While cyberattacks on major retailers and financial firms grab headlines, they are not the only victims. Hackers now zero in on small publicly funded organizations, from utilities to school districts, targeting them with ransomware — attacks that enable them to steal computerized data and demand a ransom to relinquish it. Others manipulate district e-mails to “phish” and prompt the recipients — often staff or administrators — to trick them into clicking on a link that enables them access data.
Wright said of school districts, big and small: “We’re a gold mine” of data.” From financial information to private student information, including social security numbers, school districts in this day and age must maintain records and other information electronically.
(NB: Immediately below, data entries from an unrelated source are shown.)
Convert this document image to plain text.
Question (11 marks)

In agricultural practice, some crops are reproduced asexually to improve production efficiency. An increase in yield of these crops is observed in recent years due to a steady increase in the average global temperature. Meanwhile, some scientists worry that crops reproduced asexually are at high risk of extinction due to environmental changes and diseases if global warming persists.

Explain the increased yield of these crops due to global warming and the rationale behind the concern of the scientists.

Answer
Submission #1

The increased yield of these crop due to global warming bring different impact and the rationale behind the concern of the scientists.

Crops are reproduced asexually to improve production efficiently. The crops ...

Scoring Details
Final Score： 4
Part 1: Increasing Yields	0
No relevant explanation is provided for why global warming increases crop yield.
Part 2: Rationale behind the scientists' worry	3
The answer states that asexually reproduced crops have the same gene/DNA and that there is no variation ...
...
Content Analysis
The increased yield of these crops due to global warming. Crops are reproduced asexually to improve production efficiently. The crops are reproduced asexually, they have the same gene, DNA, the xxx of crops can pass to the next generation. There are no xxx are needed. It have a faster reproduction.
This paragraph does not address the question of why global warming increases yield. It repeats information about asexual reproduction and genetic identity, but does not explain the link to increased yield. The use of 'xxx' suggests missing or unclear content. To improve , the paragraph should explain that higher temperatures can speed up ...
Because of that, she said, “data backup is our responsibility.”
Wright was among a panel of experts who spoke to a group of 50 attendees. The panel included two other superintendents—Juan Cabrera of El Paso Independent School District in Texas and Michelle Murphy of Rim of the World Unified School District in California—and Keith Krueger, CEO of the Consortium for School Networking.
Cabrera said that even though he worked in the tech industry for years before becoming a school district administrator, cybersecurity was not even close to his top 10 concerns. But it moved up quickly on the list five years ago when several employees fell for a phishing e-mail. With a few clicks, the employees unwittingly gave the hackers access to the district’s payroll information.
“This is sort of the organized crime of the 21st Century,” Cabrera said. “It’s truly a global enterprise. I don’t ever see hacking going away. We are part of the problem as we start to get over-connected and interconnected.”
Cabrera said the security risk rises as the world becomes increasingly linked via the “internet of things” — an all-encompassing network linking devices like smartphones and computers, even cars and appliances to softwares, data storage clouds and apps.
But threats to cybersecurity do not just come from hackers. Superintendents on the panel recognized that sometimes cybersecurity matters are internal, as students may use district-issued laptops or tablets but do not recognize spam or phishing e-mails.
Murphy said that one key to preventing a cybersecurity problem is to train everyone in the district—from staff to teachers, administrators and students.
“It’s not a question of ‘if’ but when,” Cabrera said.
(Emily Gersema is assistant director of media relations at University of Southern California.)